Tensorized Linear Layers¶
Linear layers are parametrized by matrices. However, it is possible to tensorize them, i.e. reshape them into higher-order tensors in order to compress them.
You can do this easily in TensorLy-Torch:
import tltorch
import torch
Let’s create a batch of 4 data points of size 16 each:
data = torch.randn((4, 16), dtype=torch.float32)
Now, imagine you already have a linear layer:
linear = torch.nn.Linear(in_features=16, 10)
You can easily compress it into a tensorized linear layer: here we specify the shape to which to tensorize the weights, and use rank=0.5, which means automatically determine the rank so that the factorization uses approximately half the number of parameters.
fact_linear = tltorch.FactorizedLinear.from_linear(linear, auto_tensorize=False,
in_tensorized_features=(4, 4), out_tensorized_features=(2, 5), rank=0.5)
The tensorized weights will have the following shape:
torch.Size([4, 4, 2, 5])
Note that you can also let TensorLy-Torch automatically determine the tensorization shape.

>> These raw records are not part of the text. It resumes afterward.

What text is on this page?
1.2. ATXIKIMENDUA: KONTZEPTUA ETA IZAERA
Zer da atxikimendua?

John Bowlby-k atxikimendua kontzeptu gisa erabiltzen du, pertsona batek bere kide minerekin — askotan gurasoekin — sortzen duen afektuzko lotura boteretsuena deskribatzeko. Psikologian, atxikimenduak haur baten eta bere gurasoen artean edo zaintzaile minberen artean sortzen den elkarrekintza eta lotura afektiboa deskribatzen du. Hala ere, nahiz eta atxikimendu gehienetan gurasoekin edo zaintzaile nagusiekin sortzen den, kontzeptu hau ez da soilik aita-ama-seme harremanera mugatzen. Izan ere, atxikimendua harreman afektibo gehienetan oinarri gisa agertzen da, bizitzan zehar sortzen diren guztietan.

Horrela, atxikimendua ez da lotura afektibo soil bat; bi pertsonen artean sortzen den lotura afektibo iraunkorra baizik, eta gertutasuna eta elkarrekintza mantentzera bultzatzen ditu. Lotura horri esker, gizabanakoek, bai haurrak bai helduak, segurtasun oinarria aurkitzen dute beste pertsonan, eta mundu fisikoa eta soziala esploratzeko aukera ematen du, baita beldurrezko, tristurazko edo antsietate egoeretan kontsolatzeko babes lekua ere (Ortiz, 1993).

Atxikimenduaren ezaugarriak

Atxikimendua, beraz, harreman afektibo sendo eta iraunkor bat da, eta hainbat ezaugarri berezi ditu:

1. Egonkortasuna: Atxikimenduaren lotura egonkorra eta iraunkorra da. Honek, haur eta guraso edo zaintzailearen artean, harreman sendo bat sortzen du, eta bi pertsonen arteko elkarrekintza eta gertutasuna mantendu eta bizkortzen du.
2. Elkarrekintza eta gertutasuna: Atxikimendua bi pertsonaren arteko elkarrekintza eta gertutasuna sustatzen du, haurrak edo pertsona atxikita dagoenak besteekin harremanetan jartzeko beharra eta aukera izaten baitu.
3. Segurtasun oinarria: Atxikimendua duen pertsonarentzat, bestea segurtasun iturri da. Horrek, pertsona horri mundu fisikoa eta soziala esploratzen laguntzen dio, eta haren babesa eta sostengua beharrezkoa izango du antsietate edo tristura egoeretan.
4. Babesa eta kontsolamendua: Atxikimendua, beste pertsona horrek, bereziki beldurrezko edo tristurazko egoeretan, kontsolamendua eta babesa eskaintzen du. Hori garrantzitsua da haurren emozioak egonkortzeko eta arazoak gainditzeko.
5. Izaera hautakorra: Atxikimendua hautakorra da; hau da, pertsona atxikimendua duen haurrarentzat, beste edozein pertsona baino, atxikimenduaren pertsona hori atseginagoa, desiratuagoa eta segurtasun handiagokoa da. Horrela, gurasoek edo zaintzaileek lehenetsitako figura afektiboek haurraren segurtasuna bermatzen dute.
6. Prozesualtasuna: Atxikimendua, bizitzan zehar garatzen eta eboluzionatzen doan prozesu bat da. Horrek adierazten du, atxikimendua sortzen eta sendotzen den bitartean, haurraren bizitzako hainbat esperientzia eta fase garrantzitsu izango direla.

In this case we just instruct it to
find in_tensorized_features
and out_tensorized_features
to have length 2:
fact_linear = tltorch.FactorizedLinear.from_linear(linear, auto_tensorize=True, n_tensorized_modes=2, rank=0.5)

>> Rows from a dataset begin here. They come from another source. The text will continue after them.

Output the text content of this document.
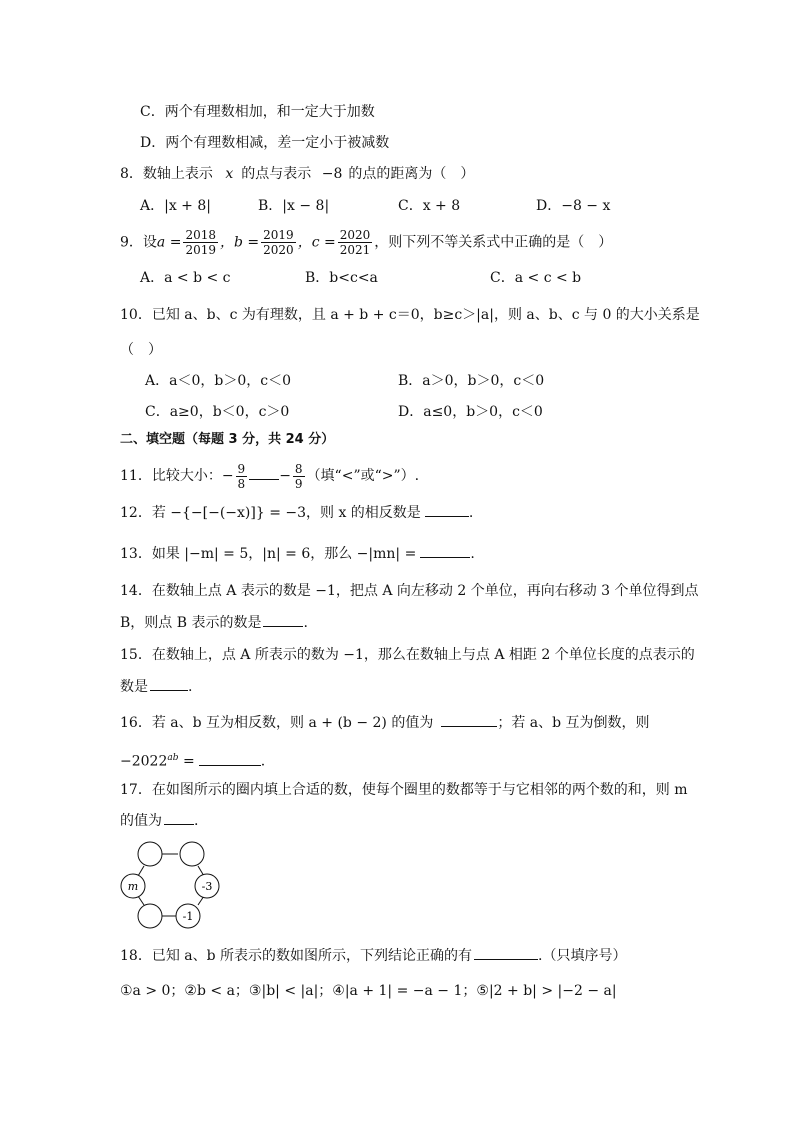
C．两个有理数相加，和一定大于加数
D．两个有理数相减，差一定小于被减数
8．数轴上表示 x 的点与表示 −8 的点的距离为（　）
A．|x + 8|	B．|x − 8|	C．x + 8	D．−8 − x
9．设$a = \frac{2018}{2019}$ ，$b = \frac{2019}{2020}$ ，$c = \frac{2020}{2021}$ ，则下列不等关系式中正确的是（　）
A．a < b < c	B．b<c<a	C．a < c < b
10．已知 a、b、c 为有理数，且 a + b + c＝0，b≥c＞|a|，则 a、b、c 与 0 的大小关系是
（　）
A．a＜0，b＞0，c＜0	B．a＞0，b＞0，c＜0
C．a≥0，b＜0，c＞0	D．a≤0，b＞0，c＜0
二、填空题（每题 3 分，共 24 分）
11．比较大小：− $\frac{9}{8} - \frac{8}{9}$ （填“<”或“>”）.
12．若 −{−[−(−x)]} = −3，则 x 的相反数是	.
13．如果 |−m| = 5，|n| = 6，那么 −|mn| =	.
14．在数轴上点 A 表示的数是 −1，把点 A 向左移动 2 个单位，再向右移动 3 个单位得到点
B，则点 B 表示的数是	.
15．在数轴上，点 A 所表示的数为 −1，那么在数轴上与点 A 相距 2 个单位长度的点表示的
数是	.
16．若 a、b 互为相反数，则 a + (b − 2) 的值为	；若 a、b 互为倒数，则
$-2022^{ab}$ =	.
17．在如图所示的圈内填上合适的数，使每个圈里的数都等于与它相邻的两个数的和，则 m
的值为 .
m	-3
-1
18．已知 a、b 所表示的数如图所示，下列结论正确的有	.（只填序号）
①a > 0；②b < a；③|b| < |a|；④|a + 1| = −a − 1；⑤|2 + b| > |−2 − a|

You can also create tensorized layers from scratch:
fact_linear = tltorch.FactorizedLinear(in_tensorized_features=(4, 4),
out_tensorized_features=(2, 5),
factorization='tucker', rank=0.5)
Finally, during the forward pass, you can reconstruct the full weights (implementation='reconstructed'
) and perform a regular linear layer forward pass.
ALternatively, you can let TensorLy-Torch automatically direction contract the input tensor with the factors of the decomposition (implementation='factorized'
),
which can be faster, particularly if you have a very small rank, e.g. very small factorization factors.